Enam Pengedar Narkoba di Pulau Bawean Gresik Diringkus Polisi
Titis Jati Permata April 07, 2026 07:04 AM

 

SURYA.co.id, GRESIK - Enam tersangka kasus narkoba jaringan Madura di Pulau Bawean Gresik diringkus Satresnarkoba Polres Gresik.

Peredaran gelap narkoba di pulau yang berada 80 mil dari utara kota Gresik, dibantu warga yang aktif melapor.

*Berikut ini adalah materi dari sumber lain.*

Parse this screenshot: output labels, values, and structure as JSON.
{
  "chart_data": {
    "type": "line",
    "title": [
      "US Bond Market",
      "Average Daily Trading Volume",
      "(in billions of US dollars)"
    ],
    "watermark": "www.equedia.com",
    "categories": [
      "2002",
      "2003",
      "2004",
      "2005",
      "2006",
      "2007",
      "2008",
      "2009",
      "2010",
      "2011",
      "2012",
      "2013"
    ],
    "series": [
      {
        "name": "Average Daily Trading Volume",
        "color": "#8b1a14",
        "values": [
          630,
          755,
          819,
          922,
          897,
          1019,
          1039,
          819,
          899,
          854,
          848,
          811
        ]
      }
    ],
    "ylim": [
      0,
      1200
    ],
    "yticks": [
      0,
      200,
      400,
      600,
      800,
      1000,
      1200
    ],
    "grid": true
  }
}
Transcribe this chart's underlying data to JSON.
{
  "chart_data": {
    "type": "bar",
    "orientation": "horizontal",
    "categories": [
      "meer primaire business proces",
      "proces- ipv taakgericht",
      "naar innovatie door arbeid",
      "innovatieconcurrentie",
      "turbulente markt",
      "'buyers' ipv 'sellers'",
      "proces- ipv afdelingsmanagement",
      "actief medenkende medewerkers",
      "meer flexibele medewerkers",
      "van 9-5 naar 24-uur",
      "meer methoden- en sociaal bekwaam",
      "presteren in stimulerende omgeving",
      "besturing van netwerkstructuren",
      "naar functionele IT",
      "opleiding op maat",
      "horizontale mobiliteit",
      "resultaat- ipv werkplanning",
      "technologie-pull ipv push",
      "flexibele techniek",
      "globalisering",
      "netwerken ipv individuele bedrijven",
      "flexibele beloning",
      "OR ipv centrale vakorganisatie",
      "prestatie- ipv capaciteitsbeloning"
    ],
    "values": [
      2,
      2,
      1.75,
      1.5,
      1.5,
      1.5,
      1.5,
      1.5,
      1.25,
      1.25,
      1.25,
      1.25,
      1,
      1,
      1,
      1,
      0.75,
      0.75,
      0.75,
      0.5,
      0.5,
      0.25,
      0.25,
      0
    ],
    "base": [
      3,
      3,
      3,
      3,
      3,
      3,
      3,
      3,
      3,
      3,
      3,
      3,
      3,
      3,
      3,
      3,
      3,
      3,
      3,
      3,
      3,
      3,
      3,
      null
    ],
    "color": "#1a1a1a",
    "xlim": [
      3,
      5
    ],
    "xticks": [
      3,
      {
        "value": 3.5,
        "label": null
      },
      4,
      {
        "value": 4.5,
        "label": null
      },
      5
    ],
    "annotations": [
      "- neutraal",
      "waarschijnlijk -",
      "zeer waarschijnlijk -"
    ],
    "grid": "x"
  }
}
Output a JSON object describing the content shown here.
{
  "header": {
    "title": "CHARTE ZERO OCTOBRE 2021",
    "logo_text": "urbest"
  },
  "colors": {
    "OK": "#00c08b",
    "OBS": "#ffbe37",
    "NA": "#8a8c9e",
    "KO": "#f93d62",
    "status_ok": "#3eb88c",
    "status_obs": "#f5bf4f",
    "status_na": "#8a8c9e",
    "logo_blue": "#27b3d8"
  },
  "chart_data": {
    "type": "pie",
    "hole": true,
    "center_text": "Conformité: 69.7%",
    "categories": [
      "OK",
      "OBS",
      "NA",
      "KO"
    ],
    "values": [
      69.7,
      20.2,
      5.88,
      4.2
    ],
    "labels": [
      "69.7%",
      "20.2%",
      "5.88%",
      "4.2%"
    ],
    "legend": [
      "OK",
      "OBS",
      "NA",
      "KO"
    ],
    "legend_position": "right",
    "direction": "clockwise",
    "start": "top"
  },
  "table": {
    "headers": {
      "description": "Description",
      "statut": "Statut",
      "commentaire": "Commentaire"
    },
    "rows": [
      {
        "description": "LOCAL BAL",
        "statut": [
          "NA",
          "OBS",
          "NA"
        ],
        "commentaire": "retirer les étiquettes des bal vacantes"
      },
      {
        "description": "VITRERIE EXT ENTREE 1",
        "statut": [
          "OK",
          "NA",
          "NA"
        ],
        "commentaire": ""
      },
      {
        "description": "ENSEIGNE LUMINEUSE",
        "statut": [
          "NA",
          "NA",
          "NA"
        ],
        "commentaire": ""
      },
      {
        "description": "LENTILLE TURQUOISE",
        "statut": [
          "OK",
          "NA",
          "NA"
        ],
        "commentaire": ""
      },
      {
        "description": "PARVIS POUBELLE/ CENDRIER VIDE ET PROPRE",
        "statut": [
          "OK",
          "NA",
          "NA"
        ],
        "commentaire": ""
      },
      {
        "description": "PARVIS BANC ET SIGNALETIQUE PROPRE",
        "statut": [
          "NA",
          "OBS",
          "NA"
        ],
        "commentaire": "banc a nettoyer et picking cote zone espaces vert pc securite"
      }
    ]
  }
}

Polisi Amankan Enam Tersangka

Pengungkapan kasus ini terjadi pada 31 Maret 2026, setelah petugas menerima laporan masyarakat terkait maraknya peredaran narkoba di wilayah Pulau Bawean.

Baca juga: H-5 Lebaran 2026, Ratusan Warga Mudik Naik Kapal ke Pulau Bawean Gresik

Dalam operasi tersebut, polisi berhasil mengamankan enam tersangka, masing-masing berinisial BF (25), DR (27), R (32), NRS (25), dan MA (26) yang ditangkap di Pulau Bawean.

Sementara itu, satu tersangka lain berinisial BS (37) diamankan di wilayah Gresik.

Bongkar Jaringan di Gresik dan Pulau Bawean

Pengungkapan ini berawal dari informasi masyarakat yang kemudian ditindak lanjuti dengan penyelidikan intensif.

Dari hasil pengembangan, polisi berhasil membongkar struktur jaringan.

Tersangka DR dan R diketahui berperan sebagai pemasok tingkat menengah, sementara NRS dan MA bertindak sebagai pengedar di wilayah Bawean.

Sedangkan BS memiliki peran krusial sebagai pemasok utama di wilayah Gresik.

Satu Pemasok Jadi Buronan

Lebih lanjut, diketahui jaringan ini mendapatkan pasokan sabu dari wilayah Madura, dengan satu pemasok lainnya masih dalam daftar pencarian orang (DPO).

Dalam penggerebekan tersebut, petugas berhasil menyita barang bukti berupa 14 paket sabu dengan berat total sekitar 13,26 gram, alat hisap (bong), timbangan elektrik, plastik klip, sejumlah handphone, serta uang tunai hasil transaksi sebesar Rp600 ribu.

"Para pelaku menggunakan berbagai modus operandi untuk mengelabui petugas, mulai dari sistem ranjau, transaksi COD, hingga menyamarkan pengiriman narkotika dalam paket pakaian dan sepatu. Aktivitas ini diketahui telah berlangsung sejak Februari 2026," kata Kapolres Gresik, AKBP Ramadhan Nasution kepada SURYA.co.id, Senin (6/4/2026).

Ancaman Hukuman Tersangka

Atas perbuatannya, para tersangka dijerat dengan Undang-Undang Nomor 35 Tahun 2009 tentang Narkotika, dengan ancaman hukuman maksimal 20 tahun penjara hingga seumur hidup, serta denda hingga Rp2 miliar.

"Khusus tersangka BS, terancam hukuman pidana mati atau penjara seumur hidup," tutupnya.

Polres Gresik juga mengimbau masyarakat untuk aktif berperan dalam pemberantasan narkoba dengan segera melaporkan aktivitas mencurigakan melalui Call Center 110 atau hotline “Lapor Cak Rama” di nomor 0811-8800-2006.